Random Forest Hyperparameter Tuning

Final report:

https://github.com/utat-ss/FINCH-Science/blob/main/Unmixing_Methods/Unconventional_Unmixing_Methods/RandomForest/hyperparameter_tuning/random_forest_hyperparameter_tuning.ipynb

The best possible R^2 I managed to achieve on validation are <0.63. Random Forest is constantly over fitting (to liker^2>.90 on the training data), and nothing I tried so far was able to deal with it. All of Sklearns hyperparameter tuning methods (GridSearchCV/RandomizedSearchCv) produce overfitting models and max the parameters.

We are using https://scikit-learn.org/stable/modules/generated/sklearn.ensemble.RandomForestRegressor.html

Best tuning found so far:

# random state 42
# simpler_data
# 900 - 1700nm
train_X, validate_X, train_y, validate_y = sklearn.model_selection.train_test_split(spectra, npv_fractions, test_size=0.2, random_state=42)
rf = sklearn.ensemble.RandomForestRegressor(
    n_estimators=200,    
    max_depth=18,    
    max_features = 13,    
    min_samples_split=3,    
    min_samples_leaf=1,    
    min_impurity_decrease=0.0,    
    min_weight_fraction_leaf=0.0,    
    random_state = 42,)
rf.fit(train_X, train_y)
print("Training R^2:",round(rf.score(train_X,train_y),4)) # 0.9392
print("Validation R^2:",round(rf.score(validate_X,validate_y),4)) # 0.6309

Overview of Tunable Hyperparameters

n_estimators the number of trees (Time - Precision tradeoff). 50-200 works about the same.

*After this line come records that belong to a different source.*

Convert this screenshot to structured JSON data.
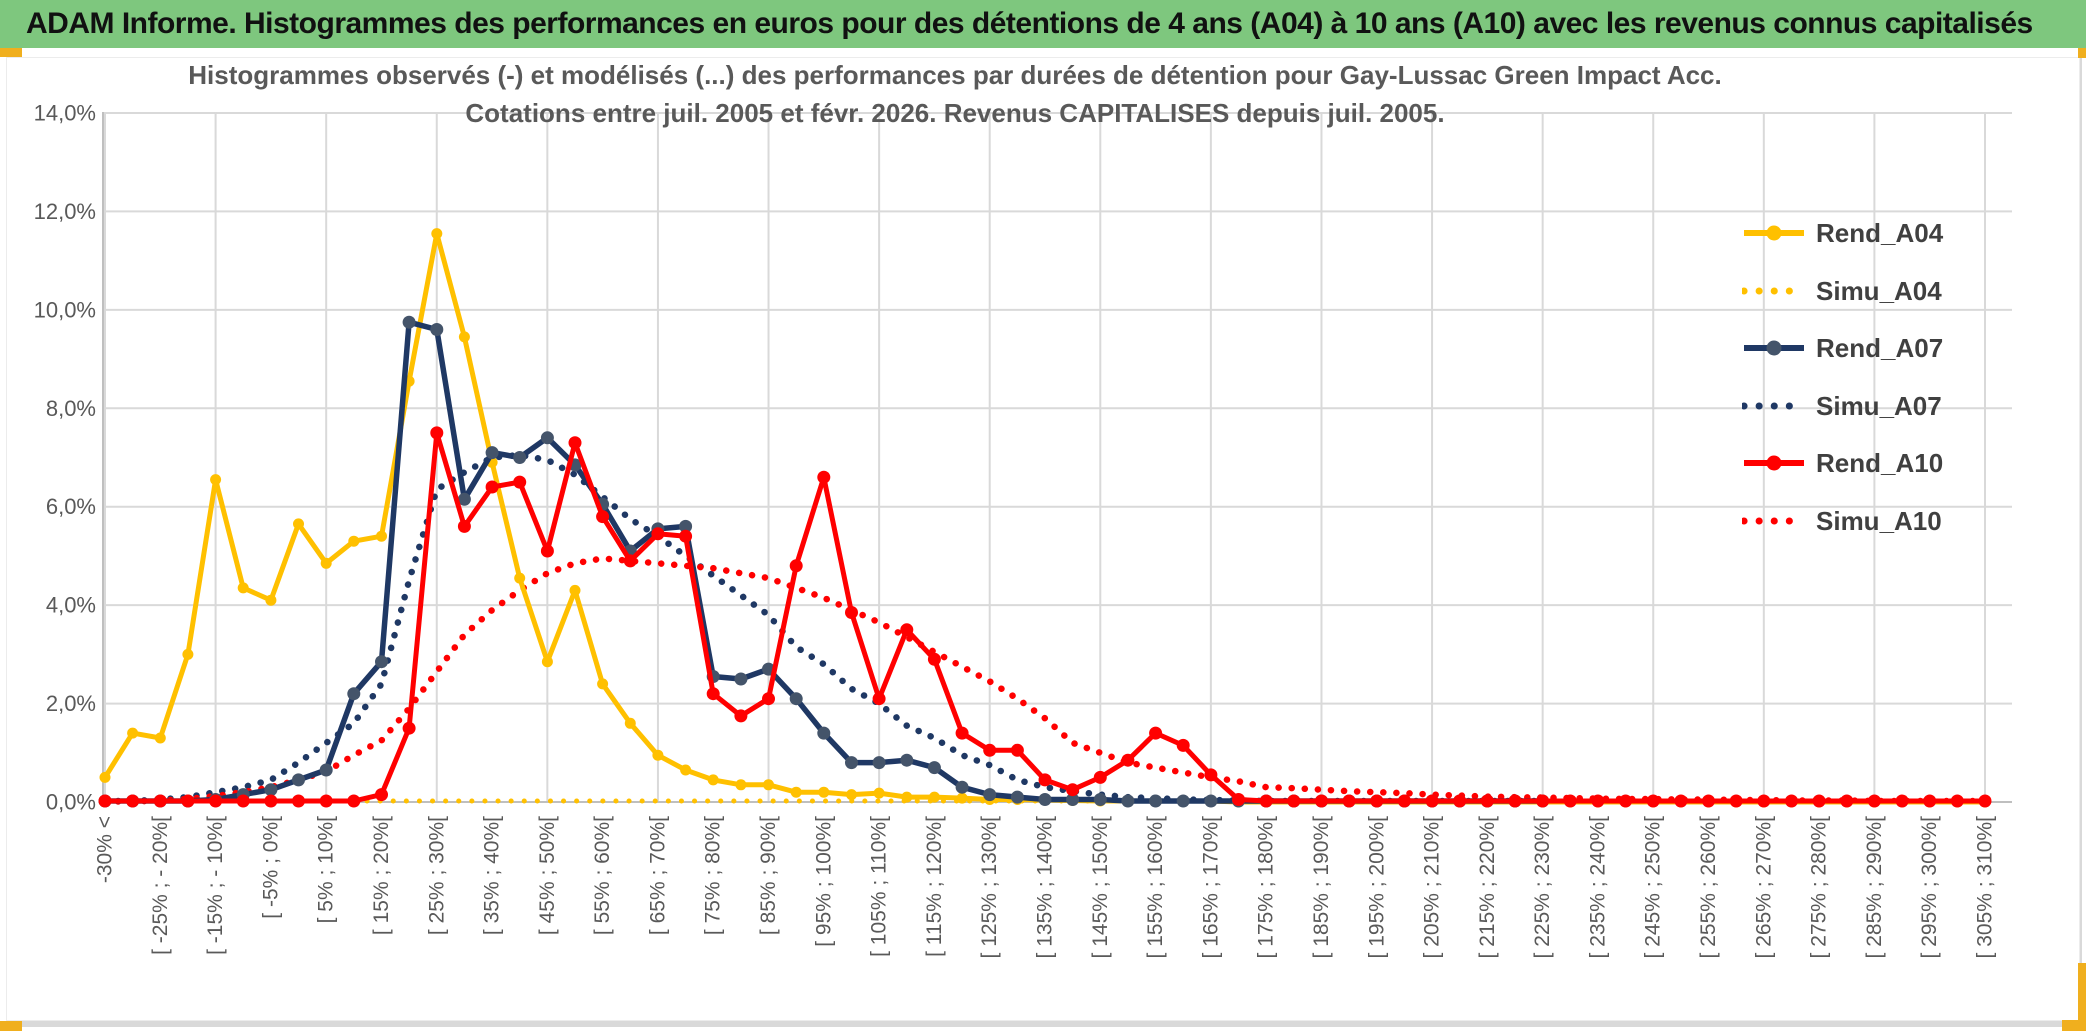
{
  "header": {
    "title": "ADAM Informe. Histogrammes des performances en euros pour des détentions de 4 ans (A04) à 10 ans (A10) avec les revenus connus capitalisés"
  },
  "chart": {
    "title_line1": "Histogrammes observés (-) et modélisés (...) des performances par durées de détention pour Gay-Lussac Green Impact Acc.",
    "title_line2": "Cotations entre juil. 2005 et févr. 2026. Revenus CAPITALISES depuis juil. 2005.",
    "y_axis_labels": [
      "0,0%",
      "2,0%",
      "4,0%",
      "6,0%",
      "8,0%",
      "10,0%",
      "12,0%",
      "14,0%"
    ]
  },
  "colors": {
    "header_green": "#7EC77E",
    "accent_yellow": "#F0AF1E",
    "gridline": "#D9D9D9",
    "axis_line": "#BFBFBF",
    "axis_text": "#595959",
    "title_text": "#595959",
    "legend_text": "#404040",
    "gold": "#FFC000",
    "navy": "#1F3864",
    "navy_marker": "#44546A",
    "red": "#FF0000"
  },
  "chart_data": {
    "type": "line",
    "title": "Histogrammes observés (-) et modélisés (...) des performances par durées de détention pour Gay-Lussac Green Impact Acc. Cotations entre juil. 2005 et févr. 2026. Revenus CAPITALISES depuis juil. 2005.",
    "ylabel": "",
    "xlabel": "",
    "ylim": [
      0,
      14
    ],
    "y_tick_step_percent": 2,
    "grid": true,
    "legend_position": "right",
    "points_per_x_tick": 2,
    "x_tick_labels": [
      "-30% <",
      "[ -25% ; - 20%[",
      "[ -15% ; - 10%[",
      "[ -5% ; 0%[",
      "[ 5% ; 10%[",
      "[ 15% ; 20%[",
      "[ 25% ; 30%[",
      "[ 35% ; 40%[",
      "[ 45% ; 50%[",
      "[ 55% ; 60%[",
      "[ 65% ; 70%[",
      "[ 75% ; 80%[",
      "[ 85% ; 90%[",
      "[ 95% ; 100%[",
      "[ 105% ; 110%[",
      "[ 115% ; 120%[",
      "[ 125% ; 130%[",
      "[ 135% ; 140%[",
      "[ 145% ; 150%[",
      "[ 155% ; 160%[",
      "[ 165% ; 170%[",
      "[ 175% ; 180%[",
      "[ 185% ; 190%[",
      "[ 195% ; 200%[",
      "[ 205% ; 210%[",
      "[ 215% ; 220%[",
      "[ 225% ; 230%[",
      "[ 235% ; 240%[",
      "[ 245% ; 250%[",
      "[ 255% ; 260%[",
      "[ 265% ; 270%[",
      "[ 275% ; 280%[",
      "[ 285% ; 290%[",
      "[ 295% ; 300%[",
      "[ 305% ; 310%["
    ],
    "series": [
      {
        "name": "Rend_A04",
        "style": "solid",
        "color": "#FFC000",
        "marker_color": "#FFC000",
        "line_width": 5,
        "marker_r": 5.5,
        "values": [
          0.5,
          1.4,
          1.3,
          3.0,
          6.55,
          4.35,
          4.1,
          5.65,
          4.85,
          5.3,
          5.4,
          8.55,
          11.55,
          9.45,
          6.9,
          4.55,
          2.85,
          4.3,
          2.4,
          1.6,
          0.95,
          0.65,
          0.45,
          0.35,
          0.35,
          0.2,
          0.2,
          0.15,
          0.18,
          0.1,
          0.1,
          0.08,
          0.05,
          0.05,
          0.04,
          0.03,
          0.02,
          0.02,
          0.02,
          0.02,
          0.02,
          0,
          0,
          0,
          0,
          0,
          0,
          0,
          0,
          0,
          0,
          0,
          0,
          0,
          0,
          0,
          0,
          0,
          0,
          0,
          0,
          0,
          0,
          0,
          0,
          0,
          0,
          0,
          0
        ]
      },
      {
        "name": "Simu_A04",
        "style": "dotted",
        "color": "#FFC000",
        "marker_color": "#FFC000",
        "line_width": 5,
        "marker_r": 0,
        "values": [
          0.02,
          0.02,
          0.02,
          0.02,
          0.02,
          0.02,
          0.02,
          0.02,
          0.02,
          0.02,
          0.02,
          0.02,
          0.02,
          0.02,
          0.02,
          0.02,
          0.02,
          0.02,
          0.02,
          0.02,
          0.02,
          0.02,
          0.02,
          0.02,
          0.02,
          0.02,
          0.02,
          0.02,
          0.02,
          0.02,
          0.02,
          0.02,
          0.02,
          0.02,
          0.02,
          0.02,
          0.02,
          0.02,
          0.02,
          0.02,
          0.02,
          0.02,
          0.02,
          0.02,
          0.02,
          0.02,
          0.02,
          0.02,
          0.02,
          0.02,
          0.02,
          0.02,
          0.02,
          0.02,
          0.02,
          0.02,
          0.02,
          0.02,
          0.02,
          0.02,
          0.02,
          0.02,
          0.02,
          0.02,
          0.02,
          0.02,
          0.02,
          0.02,
          0.02
        ]
      },
      {
        "name": "Rend_A07",
        "style": "solid",
        "color": "#1F3864",
        "marker_color": "#44546A",
        "line_width": 5.5,
        "marker_r": 6.5,
        "values": [
          0.02,
          0.02,
          0.02,
          0.02,
          0.05,
          0.15,
          0.25,
          0.45,
          0.65,
          2.2,
          2.85,
          9.75,
          9.6,
          6.15,
          7.1,
          7.0,
          7.4,
          6.85,
          6.05,
          5.1,
          5.55,
          5.6,
          2.55,
          2.5,
          2.7,
          2.1,
          1.4,
          0.8,
          0.8,
          0.85,
          0.7,
          0.3,
          0.15,
          0.1,
          0.05,
          0.05,
          0.05,
          0.02,
          0.02,
          0.02,
          0.02,
          0.02,
          0.02,
          0.02,
          0.02,
          0.02,
          0.02,
          0.02,
          0.02,
          0.02,
          0.02,
          0.02,
          0.02
        ]
      },
      {
        "name": "Simu_A07",
        "style": "dotted",
        "color": "#1F3864",
        "marker_color": "#1F3864",
        "line_width": 6.5,
        "marker_r": 0,
        "values": [
          0.02,
          0.02,
          0.05,
          0.1,
          0.2,
          0.3,
          0.45,
          0.8,
          1.2,
          1.6,
          2.4,
          4.5,
          6.35,
          6.7,
          7.0,
          7.05,
          6.95,
          6.65,
          6.2,
          5.75,
          5.4,
          5.0,
          4.6,
          4.2,
          3.8,
          3.15,
          2.8,
          2.3,
          2.0,
          1.55,
          1.3,
          0.95,
          0.75,
          0.45,
          0.3,
          0.22,
          0.15,
          0.1,
          0.08,
          0.05,
          0.04,
          0.03,
          0.02,
          0.02,
          0.02,
          0.02,
          0.02,
          0.02,
          0.02,
          0.02,
          0.02,
          0.02,
          0.02
        ]
      },
      {
        "name": "Rend_A10",
        "style": "solid",
        "color": "#FF0000",
        "marker_color": "#FF0000",
        "line_width": 5,
        "marker_r": 6.5,
        "values": [
          0.02,
          0.02,
          0.02,
          0.02,
          0.02,
          0.02,
          0.02,
          0.02,
          0.02,
          0.02,
          0.15,
          1.5,
          7.5,
          5.6,
          6.4,
          6.5,
          5.1,
          7.3,
          5.8,
          4.9,
          5.45,
          5.4,
          2.2,
          1.75,
          2.1,
          4.8,
          6.6,
          3.85,
          2.1,
          3.5,
          2.9,
          1.4,
          1.05,
          1.05,
          0.45,
          0.25,
          0.5,
          0.85,
          1.4,
          1.15,
          0.55,
          0.05,
          0.02,
          0.02,
          0.02,
          0.02,
          0.02,
          0.02,
          0.02,
          0.02,
          0.02,
          0.02,
          0.02,
          0.02,
          0.02,
          0.02,
          0.02,
          0.02,
          0.02,
          0.02,
          0.02,
          0.02,
          0.02,
          0.02,
          0.02,
          0.02,
          0.02,
          0.02,
          0.02
        ]
      },
      {
        "name": "Simu_A10",
        "style": "dotted",
        "color": "#FF0000",
        "marker_color": "#FF0000",
        "line_width": 6.5,
        "marker_r": 0,
        "values": [
          0.01,
          0.01,
          0.03,
          0.06,
          0.12,
          0.2,
          0.3,
          0.45,
          0.62,
          0.95,
          1.25,
          1.9,
          2.65,
          3.4,
          3.9,
          4.3,
          4.65,
          4.85,
          4.95,
          4.9,
          4.85,
          4.8,
          4.75,
          4.65,
          4.55,
          4.35,
          4.15,
          3.9,
          3.65,
          3.35,
          3.05,
          2.75,
          2.45,
          2.1,
          1.7,
          1.2,
          1.0,
          0.8,
          0.7,
          0.6,
          0.5,
          0.42,
          0.3,
          0.28,
          0.25,
          0.22,
          0.2,
          0.18,
          0.15,
          0.13,
          0.11,
          0.1,
          0.09,
          0.08,
          0.07,
          0.06,
          0.06,
          0.05,
          0.05,
          0.04,
          0.04,
          0.03,
          0.03,
          0.03,
          0.02,
          0.02,
          0.02,
          0.02,
          0.02
        ]
      }
    ]
  }
}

Theoretically, >200 should have no interesting effects on r^2, as we are already at +-0.005 error margins.
max_depth the depth of the trees (Over fitting - Precision tradeoff). Maximum performance is reached around 15. Greater max_depth only improves the fit to the training data, with no effects on the validation dataset. Note: you might think max_depth multiplies by n_estimators, but this doesn’t appear to be the case.
max_features the number of features (wavelengths) considered when splitting nodes. (Time - Precision tradeoff). Very important for us, because we have a lot of wavelengths per sample. Peak performance seems to be >10 or <0.5 (Second is a fraction)
min_samples_split=2 2 works the best, and sklearn requires at least 2. (Precision - Overfit tradeoff I think)
min_samples_leaf=1 (Overfitting - precision tradeoff) and 1 has the best r^2. Effective at decreasing fit to training data, but minimal effect on validation.
min_weight_fraction_leaf=0. Increasing it to 0.005 only drops the r^2.
min_impurity_decrease=0 Even 0.0002 already starts decreasing r^2. No significant positive effects.